Polemik Lahan Eks HGU PT Inang Sari di Agam, Kementerian ATR/BPN Lakukan Inventarisasi

BeritaNasional.id, Sumatera Barat – Kementerian Agraria dan Tata Ruang/Badan Pertanahan Nasional (ATR/BPN) melakukan identifikasi dan inventarisasi terhadap lahan eks HGU PT Inang Sari di Nagari Padang Mardani, Kecamatan Lubuk Basung, Kabupaten Agam, Sumatera Barat. Kegiatan ini digelar pada Selasa, 24 Juni 2025, dan menjadi sorotan seiring konflik penguasaan lahan yang masih bergulir antara perusahaan dan masyarakat.

Kepala Kebun PT Inang Sari, Kresno, menjelaskan bahwa agenda pada 24 Juni lalu terdiri dari dua kegiatan besar. Pertama, proses identifikasi dan inventarisasi lahan oleh Kementerian ATR/BPN pusat di beberapa titik lokasi di Sumbar.

“Mereka melakukan pengambilan data menggunakan drone untuk foto udara, khususnya di area HGU Nomor 1, 6, dan 7 yang merupakan wilayah operasional PT Inang Sari,” ujar Kresno dalam rekaman suara yang dikirimkan ke media, Kamis (26/6/2025).

Setelah dari PT Inang Sari, tim juga melanjutkan proses identifikasi ke PT Multi Tama di Kecamatan IV Nagari. Menurut Kresno, seluruh kegiatan ini sudah direncanakan sejak sebulan sebelumnya dan telah diinformasikan kepada pihak perusahaan.

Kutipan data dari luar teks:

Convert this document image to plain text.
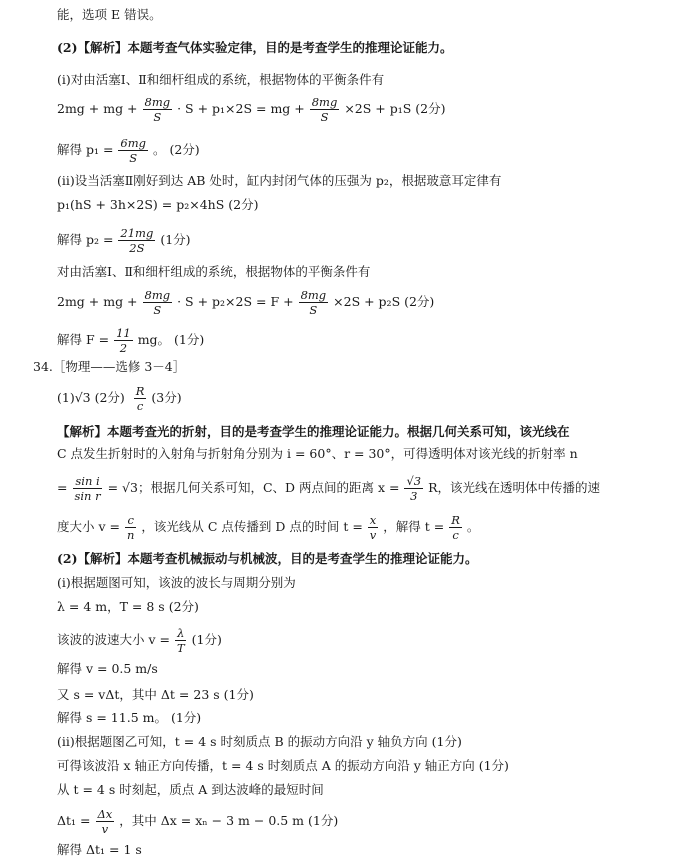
能，选项 E 错误。
(2)【解析】本题考查气体实验定律，目的是考查学生的推理论证能力。
(ⅰ)对由活塞Ⅰ、Ⅱ和细杆组成的系统，根据物体的平衡条件有
2mg + mg + $\frac{8mg}{S} \cdot S + p_1\times 2S$ = mg + $\frac{8mg}{S} \times 2S + p_1S$ (2分)
解得 $p_1 = \frac{6mg}{S}$ 。 (2分)
(ⅱ)设当活塞Ⅱ刚好到达 AB 处时，缸内封闭气体的压强为 p₂，根据玻意耳定律有
p₁(hS + 3h×2S) = p₂×4hS (2分)
解得 $p_2 = \frac{21mg}{2S} (1$分)
对由活塞Ⅰ、Ⅱ和细杆组成的系统，根据物体的平衡条件有
2mg + mg + $\frac{8mg}{S} \cdot S + p_2\times 2S = F + \frac{8mg}{S} \times 2S + p_2S$ (2分)
解得 $F = \frac{11}{2}$ mg。 (1分)
34.［物理——选修 3－4］
(1)√3 (2分) $\frac{R}{c} (3$分)
【解析】本题考查光的折射，目的是考查学生的推理论证能力。根据几何关系可知，该光线在
C 点发生折射时的入射角与折射角分别为 i = 60°、r = 30°，可得透明体对该光线的折射率 n
= $\frac{\text{sin i}}{\text{sin r}} = √3$；根据几何关系可知，C、D 两点间的距离 $x = \frac{√3}{3}$ R，该光线在透明体中传播的速
度大小 $v = \frac{c}{n}$ ，该光线从 C 点传播到 D 点的时间 $t = \frac{x}{v}$ ，解得 $t = \frac{R}{c}$ 。
(2)【解析】本题考查机械振动与机械波，目的是考查学生的推理论证能力。
(ⅰ)根据题图可知，该波的波长与周期分别为
λ = 4 m，T = 8 s (2分)
该波的波速大小 $v = \frac{\lambda}{T} (1$分)
解得 v = 0.5 m/s
又 s = vΔt，其中 Δt = 23 s (1分)
解得 s = 11.5 m。 (1分)
(ⅱ)根据题图乙可知，t = 4 s 时刻质点 B 的振动方向沿 y 轴负方向 (1分)
可得该波沿 x 轴正方向传播，t = 4 s 时刻质点 A 的振动方向沿 y 轴正方向 (1分)
从 t = 4 s 时刻起，质点 A 到达波峰的最短时间
$\Delta t_1 = \frac{\Delta x}{v}$ ，其中 Δx = xₙ − 3 m − 0.5 m (1分)
解得 Δt₁ = 1 s
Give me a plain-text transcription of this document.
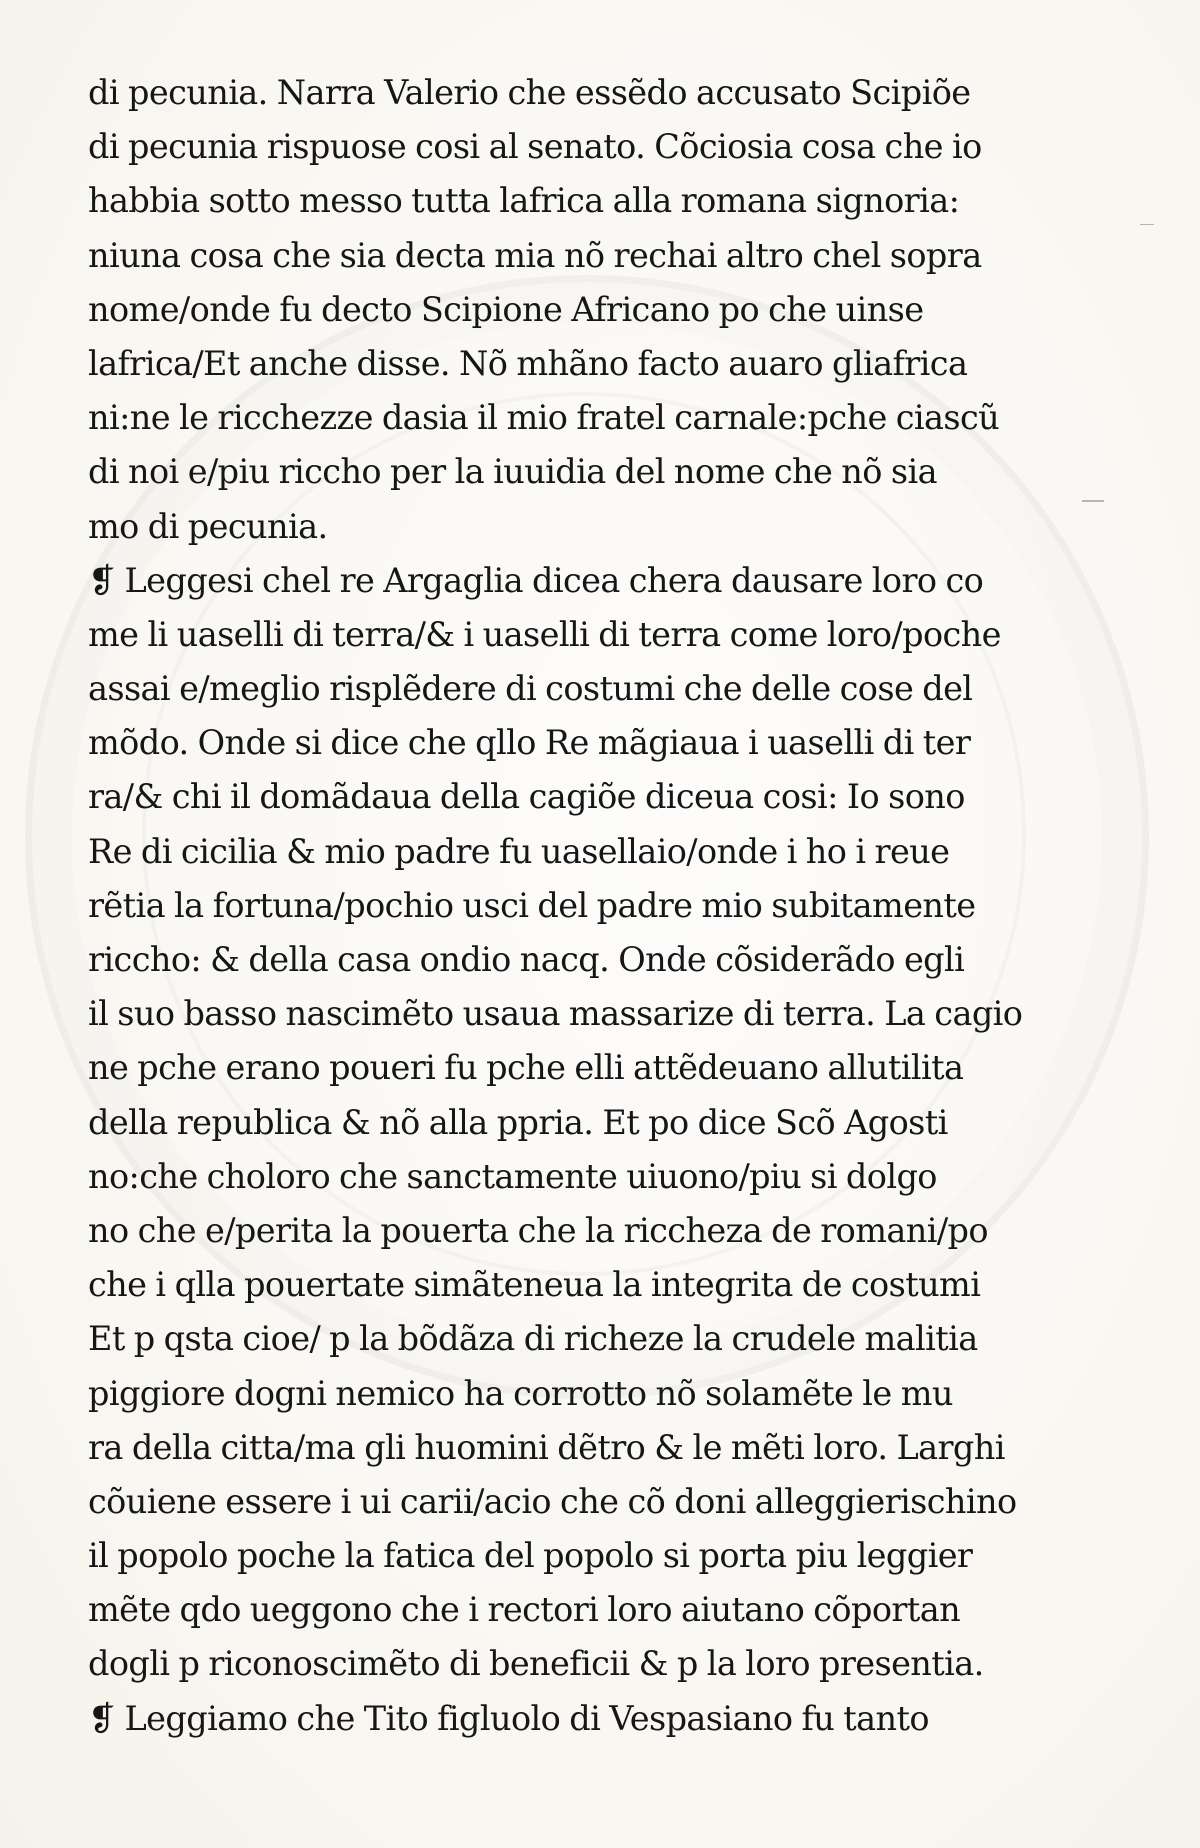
di pecunia. Narra Valerio che essẽdo accusato Scipiõe
di pecunia rispuose cosi al senato. Cõciosia cosa che io
habbia sotto messo tutta lafrica alla romana signoria:
niuna cosa che sia decta mia nõ rechai altro chel sopra
nome/onde fu decto Scipione Africano po che uinse
lafrica/Et anche disse. Nõ mhãno facto auaro gliafrica
ni:ne le ricchezze dasia il mio fratel carnale:pche ciascũ
di noi e/piu riccho per la iuuidia del nome che nõ sia
mo di pecunia.
❡ Leggesi chel re Argaglia dicea chera dausare loro co
me li uaselli di terra/& i uaselli di terra come loro/poche
assai e/meglio risplẽdere di costumi che delle cose del
mõdo. Onde si dice che qllo Re mãgiaua i uaselli di ter
ra/& chi il domãdaua della cagiõe diceua cosi: Io sono
Re di cicilia & mio padre fu uasellaio/onde i ho i reue
rẽtia la fortuna/pochio usci del padre mio subitamente
riccho: & della casa ondio nacq. Onde cõsiderãdo egli
il suo basso nascimẽto usaua massarize di terra. La cagio
ne pche erano poueri fu pche elli attẽdeuano allutilita
della republica & nõ alla ppria. Et po dice Scõ Agosti
no:che choloro che sanctamente uiuono/piu si dolgo
no che e/perita la pouerta che la riccheza de romani/po
che i qlla pouertate simãteneua la integrita de costumi
Et p qsta cioe/ p la bõdãza di richeze la crudele malitia
piggiore dogni nemico ha corrotto nõ solamẽte le mu
ra della citta/ma gli huomini dẽtro & le mẽti loro. Larghi
cõuiene essere i ui carii/acio che cõ doni alleggierischino
il popolo poche la fatica del popolo si porta piu leggier
mẽte qdo ueggono che i rectori loro aiutano cõportan
dogli p riconoscimẽto di beneficii & p la loro presentia.
❡ Leggiamo che Tito figluolo di Vespasiano fu tanto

Kegiatan kedua adalah penanaman plang tanda batas lahan oleh Pemkab Agam. Kresno menyebut, penanaman tersebut merupakan tindak lanjut dari serangkaian rapat yang telah digelar, termasuk rapat terakhir pada 30 Mei 2025 yang melibatkan Forkopimda, tim penyelesaian konflik dari BPN, Kejaksaan, Kepolisian, OPD terkait, hingga perwakilan masyarakat.

“Dalam rapat itu dijelaskan posisi hukum dari HGU Nomor 1, 6, dan 7. Termasuk yang dihadiri langsung oleh masyarakat serta kuasa hukumnya,” terang Kresno.

Salah satu poin penting dalam rapat tersebut, lanjut dia, adalah penegasan bahwa HGU Nomor 1 saat ini sedang dalam proses perpanjangan. Karena itu, secara hukum, tanah tersebut masih berstatus sebagai tanah negara. Proses perpanjangan mengacu pada surat Eks Eksporponding Nomor 213.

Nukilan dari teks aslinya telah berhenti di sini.